Using the libraries and APIs is better unless you need the flexibility. Don't call an external program unless you need to. On top of the pain of fork and execing, it's also much more expensive and far less efficient.
Also, curl is just a thin wrapper around libcurl anyway.
It's hard to know what would be the proper way exactly without knowing your exact use case. The best option, though, is to either use libcurl and readdir/readdir_r for those two uses, or luacurl and luafilesystem, depending on which part of your program and how integrated you want that functionality to be.
You usually don't want to fork and exec unless you want to be able to invoke external functionality dynamically, such as having the user specify a command to use (like with a shell, or with any system that needs user plugins that should be language-agnostic, can work with program output, and don't need real IPC).
Don't call an external command unless you really need to and it fits your workflow. Doing an external call to something like curl or find is redundant, pointless, and prone to way more bugs. Not to mention that the overhead of managing the forked process as a child and making sure it exits properly and everything that goes with it is way more work than just using libcurl and readdir properly.

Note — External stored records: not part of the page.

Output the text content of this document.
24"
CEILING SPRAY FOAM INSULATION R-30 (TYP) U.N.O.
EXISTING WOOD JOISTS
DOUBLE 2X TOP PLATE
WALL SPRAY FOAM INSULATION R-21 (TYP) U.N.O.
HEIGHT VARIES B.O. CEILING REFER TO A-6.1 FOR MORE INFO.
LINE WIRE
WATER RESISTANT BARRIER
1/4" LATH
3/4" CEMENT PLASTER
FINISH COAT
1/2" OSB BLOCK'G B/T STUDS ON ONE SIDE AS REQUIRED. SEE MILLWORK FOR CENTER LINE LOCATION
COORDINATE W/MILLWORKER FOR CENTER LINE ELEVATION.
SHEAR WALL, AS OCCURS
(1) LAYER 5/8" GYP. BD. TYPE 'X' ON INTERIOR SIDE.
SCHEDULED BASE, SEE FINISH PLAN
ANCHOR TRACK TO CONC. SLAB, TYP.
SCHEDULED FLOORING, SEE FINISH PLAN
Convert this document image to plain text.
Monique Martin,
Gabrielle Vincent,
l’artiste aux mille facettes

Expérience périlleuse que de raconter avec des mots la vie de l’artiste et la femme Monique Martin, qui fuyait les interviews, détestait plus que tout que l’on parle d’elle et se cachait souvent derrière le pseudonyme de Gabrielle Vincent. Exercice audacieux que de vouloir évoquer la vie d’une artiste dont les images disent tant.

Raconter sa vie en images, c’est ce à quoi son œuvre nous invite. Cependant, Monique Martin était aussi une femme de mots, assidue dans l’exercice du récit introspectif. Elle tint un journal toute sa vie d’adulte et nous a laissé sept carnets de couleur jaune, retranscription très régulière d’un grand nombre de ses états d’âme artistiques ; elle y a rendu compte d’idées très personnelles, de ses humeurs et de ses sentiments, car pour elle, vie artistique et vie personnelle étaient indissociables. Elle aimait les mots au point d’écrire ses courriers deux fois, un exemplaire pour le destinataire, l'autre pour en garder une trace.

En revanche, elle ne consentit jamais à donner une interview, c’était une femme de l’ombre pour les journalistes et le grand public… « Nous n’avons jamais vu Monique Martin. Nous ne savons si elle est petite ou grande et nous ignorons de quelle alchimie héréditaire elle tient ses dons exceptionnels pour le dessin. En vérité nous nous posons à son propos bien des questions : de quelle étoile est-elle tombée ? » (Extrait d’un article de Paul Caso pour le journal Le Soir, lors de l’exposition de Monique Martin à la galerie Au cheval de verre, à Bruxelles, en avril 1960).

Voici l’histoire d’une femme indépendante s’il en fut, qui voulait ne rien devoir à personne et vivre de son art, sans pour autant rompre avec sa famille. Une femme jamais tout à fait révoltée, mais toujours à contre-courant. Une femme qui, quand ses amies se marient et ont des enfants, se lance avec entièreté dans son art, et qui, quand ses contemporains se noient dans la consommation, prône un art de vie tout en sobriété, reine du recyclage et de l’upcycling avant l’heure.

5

Here's the basic way with a fork:
int pipefd[2];
pipe(pipefd);
pid_t parent = getpid();
pid_t pid = fork();
if (pid == -1)
{
// Some error forking
return 1;
} else if (pid > 0)
{
// I am the parent
// Close writing end
close(pipefd[1]);
ssize_t newstart = 0;
char buffer[BUFSIZE];
while (true)
{
// Do the BUFSIZE - newstart - 2 for necessary injected characters, if needed
ssize_t size = read(pipefd[0], buffer + newstart, BUFSIZE - newstart - 2);
// This is done because the buffer was already offset. We want size
// here to be the size of the active buffer, not the size of the read
// characters from the pipe
size += newstart;
if (feof(pipefd[0]))
{
if (size > 0)
{
buffer[size] = '\n';
buffer[size + 1] = '\0';
// This calls dosomethingtofile on each filename split, then if
// there is a trailing one without a newline at the end, it
// moves it to the beginning of the buffer and returns the
// character position immediately after
newstart = splitfilenames(buffer, size);
}
break;
}
if (size > 0)
{
buffer[size] = '\n';
buffer[size + 1] = '\0';
// See previous call
newstart = splitfilenames(buffer, size);
}
}
int status;
do {
waitpid(pid, &status, 0);
} while (!(WIFEXITED(status) || WIFSIGNALED(status)));
} else
{
// I am the child
// Close reading end
close(pipefd[0]);
// Exec the command
execlp("find", "find", "/path/to/dir", (char *)NULL);
_exit(1); // exec never returns
}
Note that you still need to define splitfilenames here, which would call dosomethingtofile on each filename it finds, and if it has a fragment of one last in the buffer, it moves it to the beginning of the buffer and returns its size (or zero if there is no fragment).
And the basic way with readdir:
void recursivelydodir(int fd)
{
DIR *dir = fdopendir(fd);
struct dirent *dirent = NULL;
while ((dirent = readdir(dir)))
{
char *name = dirent->d_name;
size_t length = strlen(name);
// Skip "" . and ..
if (length == 0 || (length == 1 && name[0] == '.') || (length == 2 && name[0] == '.' && name[1] == '.'))
{
continue;
}
struct stat st;
fstatat(fd, name, &st, 0);
if (S_ISREG(st.st_mode))
{
dosomethingtofile(name);
} else if (S_ISDIR(st.st_mode))
{
int newfd = openat(fd, name, O_RDONLY | O_DIRECTORY);
recursivelydodir(newfd);
close(newfd);
}
}
}
void foo()
{
int fd = open("/path/to/dir", O_RDONLY | O_DIRECTORY);
recursivelydodir(fd);
close(fd);
}
Not only is readdir easier, easier to read, more reliable, and faster, it's also more portable, because it (or some compatible version of it) is implemented in most Unixlike OSes, and Windows through Cygwin.
Note that I have not compiled or run either of these samples which I just wrote up on the spot, so they should be treated as pseudo-code at best. There should also be a lot more error-checking and boilerplate stuff, and the fork example should also probably check the exit status.